Buhari should stop carrying on like a paternalistic potentate doing Nigerians a favour. He was elected to give his all in the service of the country. The office of the President is a full time, 24/7 assignment and governance should not slow down or grind to a halt on the whims of an individual. A government that fails to hold its weekly meetings will find it difficult to reprimand a civil servant who shows up at the office late or exhibits a lacklustre attitude to work. The last incident is just one in a series that has already become a norm since the return to democratic rule in 1999.

The country is in a bad shape, wracked with widespread despondency among its 180 million people: an economy barely emerging from recession with the 0.55 per cent growth it recorded in the second quarter of this year after five successive quarters of contraction; unemployment rate is climbing; crime and insecurity have spiked, while terrorists are back in business in the North-East region. On the political front, tension is high and some divisive voices are calling for radical changes, ranging from restructuring of the distorted federal system to outright secession. Angry exchanges rend the air, notably between radical self-determination groups from the South-East and South-South geopolitical zones on one side, and equally intemperate northern formations on the other. Incidentally, Niger Delta militants gave notice of their intention to resume sabotaging infrastructure from yesterday while university lecturers have been on strike for two weeks, joined Wednesday by doctors in public health institutions. Floods have killed hundreds of persons in Benue, Niger and Cross River states with more of the same predicted by experts.

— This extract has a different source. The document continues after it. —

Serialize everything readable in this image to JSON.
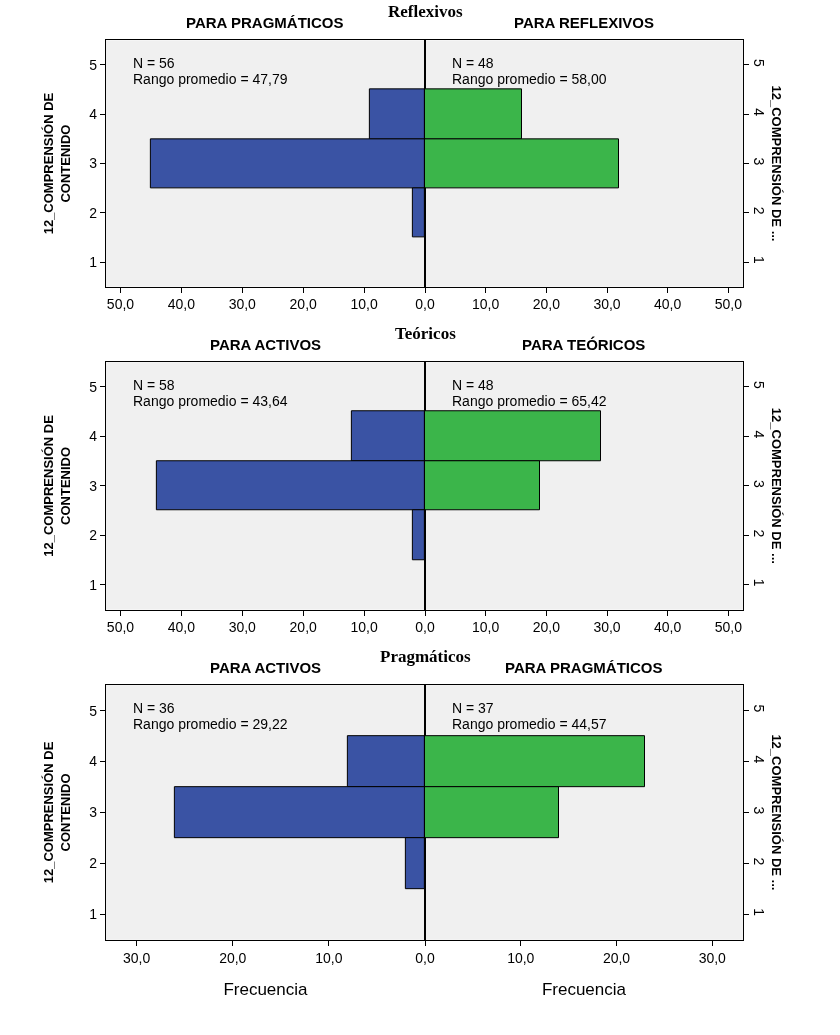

Yet, Buhari carries on as if he has all the time in the world to fix things; running his administration at an uninspiring pace. Apart from his sloppy remarks that “ministers are there to make a lot of noise,” it took him almost six months to put his “noise-making” cabinet together. Buhari owes Nigerians; we don’t owe him. Nigerians bucked the trend by electing him and have been patient while he battles ill-health, spending 103 days outside the country at the last throw. But Nigeria is drifting. His leisurely, casual approach to governance is galling. This style is giving the notorious cabal of personal aides the ammunition they need to hijack his government as his wife, Aisha, and close associate, Governor Nasir el-Rufai of Kaduna State, separately confirmed publicly. His headline anti-corruption programme is also floundering, losing steam and bite as the courts throw out high profile cases, key functionaries bicker in public glare and corrupt forces mount a ferocious push-back. Despite his party having a majority in both chambers, the National Assembly is routinely at loggerheads with the Executive, shooting down its proposals and adding to the national dissonance. The country appears rudderless.

But what makes an effective president? Discipline, hard work and “reliant on really talented, hardworking, skilled people” as Barack Obama, the US immediate past president, puts it. He says, “The first thing I think the American people should be looking for is somebody that can build a team and create a culture that knows how to organise and move the ball down the field.” Buhari should know that he does not have all the answers to Nigeria’s developmental challenges. He should, therefore, look beyond “yes men” for advice; understand the importance, process and implications of decision-making. He should focus on his major goals and get his team to move in the same direction. He should redress the total lack of coordination in this government and take charge or delegate to his capable deputy and ministers. The ship of state cannot be held back by one man. If Buhari is unable to keep up with the demands of the office, he should either delegate or step aside.